While private sector mitigation efforts had some success, nearly a month after the vulnerabilities were disclosed, hundreds of web shells remained on certain U.S.-based computers running Microsoft Exchange Server software.
So, in April 2021, the Justice Department obtained authorization from a federal court to conduct an operation to remove Hafnium’s remaining web shells, which could have been used to maintain and escalate persistent, unauthorized access to U.S. networks.
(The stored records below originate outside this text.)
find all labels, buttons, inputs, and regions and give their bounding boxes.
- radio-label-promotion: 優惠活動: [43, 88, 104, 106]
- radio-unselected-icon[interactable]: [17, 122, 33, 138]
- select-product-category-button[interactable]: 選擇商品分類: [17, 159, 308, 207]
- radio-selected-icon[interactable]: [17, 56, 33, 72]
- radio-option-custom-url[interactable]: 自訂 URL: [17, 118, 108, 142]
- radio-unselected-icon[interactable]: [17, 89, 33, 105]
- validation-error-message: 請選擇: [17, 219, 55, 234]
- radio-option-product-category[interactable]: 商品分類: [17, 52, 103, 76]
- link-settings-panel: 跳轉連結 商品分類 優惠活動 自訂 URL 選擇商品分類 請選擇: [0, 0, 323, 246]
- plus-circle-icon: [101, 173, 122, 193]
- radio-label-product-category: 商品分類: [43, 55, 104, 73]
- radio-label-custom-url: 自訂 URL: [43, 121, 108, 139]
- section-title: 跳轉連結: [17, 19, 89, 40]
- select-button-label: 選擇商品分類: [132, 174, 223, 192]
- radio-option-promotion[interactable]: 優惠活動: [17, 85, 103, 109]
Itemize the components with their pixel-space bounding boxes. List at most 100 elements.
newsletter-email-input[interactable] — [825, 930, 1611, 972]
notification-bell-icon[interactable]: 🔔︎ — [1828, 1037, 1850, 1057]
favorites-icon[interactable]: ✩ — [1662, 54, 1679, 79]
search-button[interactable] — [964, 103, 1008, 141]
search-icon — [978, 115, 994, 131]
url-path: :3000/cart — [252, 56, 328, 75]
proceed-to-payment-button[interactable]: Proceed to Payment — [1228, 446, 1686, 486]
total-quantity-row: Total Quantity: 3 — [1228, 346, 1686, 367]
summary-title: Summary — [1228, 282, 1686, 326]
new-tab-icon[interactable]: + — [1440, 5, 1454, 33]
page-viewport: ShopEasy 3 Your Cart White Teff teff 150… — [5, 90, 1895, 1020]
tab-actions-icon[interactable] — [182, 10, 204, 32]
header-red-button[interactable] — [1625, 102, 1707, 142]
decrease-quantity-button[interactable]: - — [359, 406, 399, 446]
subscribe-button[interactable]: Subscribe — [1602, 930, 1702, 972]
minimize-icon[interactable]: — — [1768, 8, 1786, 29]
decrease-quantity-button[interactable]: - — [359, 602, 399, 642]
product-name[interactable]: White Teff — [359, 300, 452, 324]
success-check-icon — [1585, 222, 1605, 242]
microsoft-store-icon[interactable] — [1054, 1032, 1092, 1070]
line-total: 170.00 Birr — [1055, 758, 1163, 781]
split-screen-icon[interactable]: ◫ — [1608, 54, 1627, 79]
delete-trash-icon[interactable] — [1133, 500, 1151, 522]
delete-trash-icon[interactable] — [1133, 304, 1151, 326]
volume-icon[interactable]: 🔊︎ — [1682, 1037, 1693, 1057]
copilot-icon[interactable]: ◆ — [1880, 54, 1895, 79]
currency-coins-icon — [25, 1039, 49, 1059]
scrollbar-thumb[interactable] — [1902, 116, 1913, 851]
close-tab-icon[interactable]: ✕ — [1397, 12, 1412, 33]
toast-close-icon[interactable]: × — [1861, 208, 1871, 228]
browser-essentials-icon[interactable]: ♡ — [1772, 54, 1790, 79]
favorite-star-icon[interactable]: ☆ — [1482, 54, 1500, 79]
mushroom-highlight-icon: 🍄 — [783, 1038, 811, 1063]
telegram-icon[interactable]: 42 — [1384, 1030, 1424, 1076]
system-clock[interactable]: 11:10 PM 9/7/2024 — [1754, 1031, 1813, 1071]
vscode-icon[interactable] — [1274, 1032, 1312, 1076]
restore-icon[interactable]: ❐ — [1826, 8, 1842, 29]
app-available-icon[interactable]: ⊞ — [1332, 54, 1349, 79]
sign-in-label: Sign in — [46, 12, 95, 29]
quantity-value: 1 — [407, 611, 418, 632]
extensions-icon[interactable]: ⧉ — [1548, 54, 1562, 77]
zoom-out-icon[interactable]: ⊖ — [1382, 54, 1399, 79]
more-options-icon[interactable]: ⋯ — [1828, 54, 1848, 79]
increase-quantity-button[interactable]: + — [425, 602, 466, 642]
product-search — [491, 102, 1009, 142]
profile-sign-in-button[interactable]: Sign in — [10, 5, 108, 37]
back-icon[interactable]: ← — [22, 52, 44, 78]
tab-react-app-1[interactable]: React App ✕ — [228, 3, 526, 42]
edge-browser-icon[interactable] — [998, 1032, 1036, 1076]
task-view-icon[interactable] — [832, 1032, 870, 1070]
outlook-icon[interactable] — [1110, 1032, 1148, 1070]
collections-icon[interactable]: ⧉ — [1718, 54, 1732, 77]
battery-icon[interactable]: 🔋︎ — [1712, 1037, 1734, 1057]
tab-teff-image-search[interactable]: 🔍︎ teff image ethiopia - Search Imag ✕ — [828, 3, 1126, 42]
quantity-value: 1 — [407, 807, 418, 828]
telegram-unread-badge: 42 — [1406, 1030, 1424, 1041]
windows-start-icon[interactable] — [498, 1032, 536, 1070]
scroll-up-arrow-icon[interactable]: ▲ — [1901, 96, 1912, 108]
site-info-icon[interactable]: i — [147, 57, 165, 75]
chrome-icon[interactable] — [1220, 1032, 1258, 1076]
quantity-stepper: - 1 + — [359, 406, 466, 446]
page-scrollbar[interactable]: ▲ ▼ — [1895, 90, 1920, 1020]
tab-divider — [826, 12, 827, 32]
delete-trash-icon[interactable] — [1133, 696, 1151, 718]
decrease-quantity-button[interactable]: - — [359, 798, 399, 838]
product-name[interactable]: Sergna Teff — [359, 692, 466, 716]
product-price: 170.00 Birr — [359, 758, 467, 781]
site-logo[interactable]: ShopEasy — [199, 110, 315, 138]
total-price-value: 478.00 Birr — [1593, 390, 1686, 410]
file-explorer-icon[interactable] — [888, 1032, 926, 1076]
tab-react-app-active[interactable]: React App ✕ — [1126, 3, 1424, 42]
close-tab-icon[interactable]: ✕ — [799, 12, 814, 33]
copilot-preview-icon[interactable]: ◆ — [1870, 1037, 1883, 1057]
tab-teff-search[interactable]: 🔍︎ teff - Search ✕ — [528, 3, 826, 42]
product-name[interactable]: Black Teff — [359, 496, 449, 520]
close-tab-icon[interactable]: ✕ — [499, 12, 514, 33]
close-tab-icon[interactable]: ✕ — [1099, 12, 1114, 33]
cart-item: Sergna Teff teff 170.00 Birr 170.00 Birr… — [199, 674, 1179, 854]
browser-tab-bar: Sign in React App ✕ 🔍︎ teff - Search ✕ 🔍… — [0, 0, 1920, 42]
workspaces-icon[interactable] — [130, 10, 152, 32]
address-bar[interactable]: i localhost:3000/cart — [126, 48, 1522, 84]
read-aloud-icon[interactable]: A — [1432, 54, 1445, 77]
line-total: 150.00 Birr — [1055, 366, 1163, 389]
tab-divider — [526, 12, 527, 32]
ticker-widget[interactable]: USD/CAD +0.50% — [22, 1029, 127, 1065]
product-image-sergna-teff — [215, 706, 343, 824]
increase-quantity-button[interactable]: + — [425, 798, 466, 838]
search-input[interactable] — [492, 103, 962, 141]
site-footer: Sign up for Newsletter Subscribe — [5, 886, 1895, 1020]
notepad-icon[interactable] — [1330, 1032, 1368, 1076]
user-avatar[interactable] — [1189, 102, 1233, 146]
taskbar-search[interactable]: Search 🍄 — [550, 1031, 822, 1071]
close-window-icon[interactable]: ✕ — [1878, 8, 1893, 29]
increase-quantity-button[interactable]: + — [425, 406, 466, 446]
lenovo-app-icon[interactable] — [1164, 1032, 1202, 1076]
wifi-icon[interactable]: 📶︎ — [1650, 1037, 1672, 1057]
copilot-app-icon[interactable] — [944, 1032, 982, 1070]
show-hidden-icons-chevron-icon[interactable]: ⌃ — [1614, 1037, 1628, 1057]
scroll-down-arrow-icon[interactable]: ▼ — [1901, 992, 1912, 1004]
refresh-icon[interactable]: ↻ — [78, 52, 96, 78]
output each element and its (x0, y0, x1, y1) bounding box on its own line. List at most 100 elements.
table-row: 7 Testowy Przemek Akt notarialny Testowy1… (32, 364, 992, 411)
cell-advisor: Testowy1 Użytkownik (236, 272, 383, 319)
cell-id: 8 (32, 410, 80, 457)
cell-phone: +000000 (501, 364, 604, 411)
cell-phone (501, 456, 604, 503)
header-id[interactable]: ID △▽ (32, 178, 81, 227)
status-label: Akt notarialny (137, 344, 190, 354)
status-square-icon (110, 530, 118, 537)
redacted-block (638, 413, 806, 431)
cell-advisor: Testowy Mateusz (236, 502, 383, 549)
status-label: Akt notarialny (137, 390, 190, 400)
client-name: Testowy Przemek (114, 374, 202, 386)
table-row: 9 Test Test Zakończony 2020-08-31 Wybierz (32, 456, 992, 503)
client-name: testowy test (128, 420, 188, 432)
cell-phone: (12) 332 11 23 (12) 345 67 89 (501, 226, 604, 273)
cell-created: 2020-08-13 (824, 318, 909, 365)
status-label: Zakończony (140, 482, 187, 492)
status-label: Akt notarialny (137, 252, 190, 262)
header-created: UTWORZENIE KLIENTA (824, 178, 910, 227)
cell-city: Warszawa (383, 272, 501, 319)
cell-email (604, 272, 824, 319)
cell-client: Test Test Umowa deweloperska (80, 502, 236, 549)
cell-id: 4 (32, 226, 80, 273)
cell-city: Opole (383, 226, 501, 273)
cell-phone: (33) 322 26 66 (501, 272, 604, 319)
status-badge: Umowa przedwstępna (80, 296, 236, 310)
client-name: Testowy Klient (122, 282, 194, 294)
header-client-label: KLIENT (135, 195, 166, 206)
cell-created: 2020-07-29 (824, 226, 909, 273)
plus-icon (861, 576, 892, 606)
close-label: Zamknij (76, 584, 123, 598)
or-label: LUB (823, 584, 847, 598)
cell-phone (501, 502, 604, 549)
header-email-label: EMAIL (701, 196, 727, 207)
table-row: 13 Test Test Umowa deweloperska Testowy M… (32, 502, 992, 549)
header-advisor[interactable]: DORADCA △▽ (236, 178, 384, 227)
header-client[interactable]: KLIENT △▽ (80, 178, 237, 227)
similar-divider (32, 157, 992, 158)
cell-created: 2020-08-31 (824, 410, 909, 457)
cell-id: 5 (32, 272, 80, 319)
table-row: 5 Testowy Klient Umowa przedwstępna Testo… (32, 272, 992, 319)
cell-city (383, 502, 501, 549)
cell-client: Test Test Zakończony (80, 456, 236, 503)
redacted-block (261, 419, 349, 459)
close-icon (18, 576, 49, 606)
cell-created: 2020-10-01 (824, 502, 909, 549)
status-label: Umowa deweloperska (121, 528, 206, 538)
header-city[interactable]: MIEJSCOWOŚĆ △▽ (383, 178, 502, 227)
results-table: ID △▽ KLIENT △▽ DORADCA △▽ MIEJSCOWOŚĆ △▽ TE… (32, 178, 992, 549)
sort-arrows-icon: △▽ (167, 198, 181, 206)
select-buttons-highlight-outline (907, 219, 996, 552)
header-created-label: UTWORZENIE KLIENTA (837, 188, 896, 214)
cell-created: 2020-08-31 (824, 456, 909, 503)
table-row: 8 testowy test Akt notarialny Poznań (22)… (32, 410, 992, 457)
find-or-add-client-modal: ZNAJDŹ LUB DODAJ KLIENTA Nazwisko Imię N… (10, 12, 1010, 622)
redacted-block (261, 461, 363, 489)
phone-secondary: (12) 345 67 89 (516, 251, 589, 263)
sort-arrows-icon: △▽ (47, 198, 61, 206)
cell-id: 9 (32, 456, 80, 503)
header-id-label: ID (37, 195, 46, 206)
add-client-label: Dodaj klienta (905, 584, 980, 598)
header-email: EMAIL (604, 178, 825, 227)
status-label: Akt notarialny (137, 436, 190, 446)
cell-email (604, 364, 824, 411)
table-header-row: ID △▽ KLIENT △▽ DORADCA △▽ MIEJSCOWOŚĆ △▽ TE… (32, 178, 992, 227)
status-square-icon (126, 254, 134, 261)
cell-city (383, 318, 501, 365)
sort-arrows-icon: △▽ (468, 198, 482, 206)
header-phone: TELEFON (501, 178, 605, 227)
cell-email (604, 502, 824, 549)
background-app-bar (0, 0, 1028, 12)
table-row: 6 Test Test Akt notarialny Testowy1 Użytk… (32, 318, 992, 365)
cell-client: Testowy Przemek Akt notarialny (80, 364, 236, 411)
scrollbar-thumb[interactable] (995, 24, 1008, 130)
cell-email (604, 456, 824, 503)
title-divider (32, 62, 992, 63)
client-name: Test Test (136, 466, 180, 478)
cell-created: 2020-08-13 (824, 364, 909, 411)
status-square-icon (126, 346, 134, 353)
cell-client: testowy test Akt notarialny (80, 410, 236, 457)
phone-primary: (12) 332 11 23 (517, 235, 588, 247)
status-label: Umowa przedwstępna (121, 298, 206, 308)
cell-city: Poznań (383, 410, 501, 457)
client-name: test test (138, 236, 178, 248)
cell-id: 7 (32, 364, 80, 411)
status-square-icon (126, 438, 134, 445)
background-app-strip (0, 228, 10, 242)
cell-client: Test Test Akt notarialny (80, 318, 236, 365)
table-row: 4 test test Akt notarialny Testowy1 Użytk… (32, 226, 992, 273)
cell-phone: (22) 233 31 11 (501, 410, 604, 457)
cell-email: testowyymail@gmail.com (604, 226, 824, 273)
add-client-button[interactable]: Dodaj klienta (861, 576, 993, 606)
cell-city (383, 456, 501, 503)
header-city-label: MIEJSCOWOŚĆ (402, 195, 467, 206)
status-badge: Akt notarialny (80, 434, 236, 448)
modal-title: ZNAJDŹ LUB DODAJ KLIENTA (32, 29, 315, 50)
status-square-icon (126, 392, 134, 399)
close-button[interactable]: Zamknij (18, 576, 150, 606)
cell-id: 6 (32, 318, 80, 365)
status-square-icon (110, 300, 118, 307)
And a few weeks ago, we carried out a significant court-authorized operation to disrupt a global botnet that had infected thousands of computers.
We had identified malware connected to the Russian military intelligence organization, the GRU — malware known as Cyclops Blink.
We then obtained legal authorization to remove the malware from the command-and-control (C2) level infected devices and change their firewall rules to prevent remote access to manage the devices. This prevented the malicious actors from accessing the C2 devices which, in turn, prevented them from managing and using the bot level devices.
This technique did not involve any communications with the bot level devices, although it disrupted the malicious actors’ ability to communicate with them.
This operation is a very good example of how we are leveraging our existing legal authorities in new ways to empower operational activity with real impact.
Those are examples of how we seize criminal instrumentalities as part of our all-tools approach. We also rely on civil forfeiture authorities and targeted sharing of unclassified threat intelligence gathered as a result of our investigations.
We also recognize that law enforcement tools are only one part of a government-wide response. We see a force multiplier effect when we use DOJ’s unique authorities in conjunction with the specific tools of partner agencies – for example, pairing DOJ criminal charges with Treasury Department sanctions.
Similarly, the U.S. government response is most impactful when we coordinate our actions with the private sector and foreign partners to empower technical operations, leverage sanctions and trade remedies, and join in diplomatic efforts with like-minded countries.
Those examples really only scratch the surface of the work of the Justice Department in this space, and I would be happy to talk more about our approach later.
These remarks were delivered on June 2, 2022, by Matthew G. Olsen, assistant U.S. attorney general for national security at the NATO Cooperative Cyber Defense Center of Excellence in Tallinn, Estonia.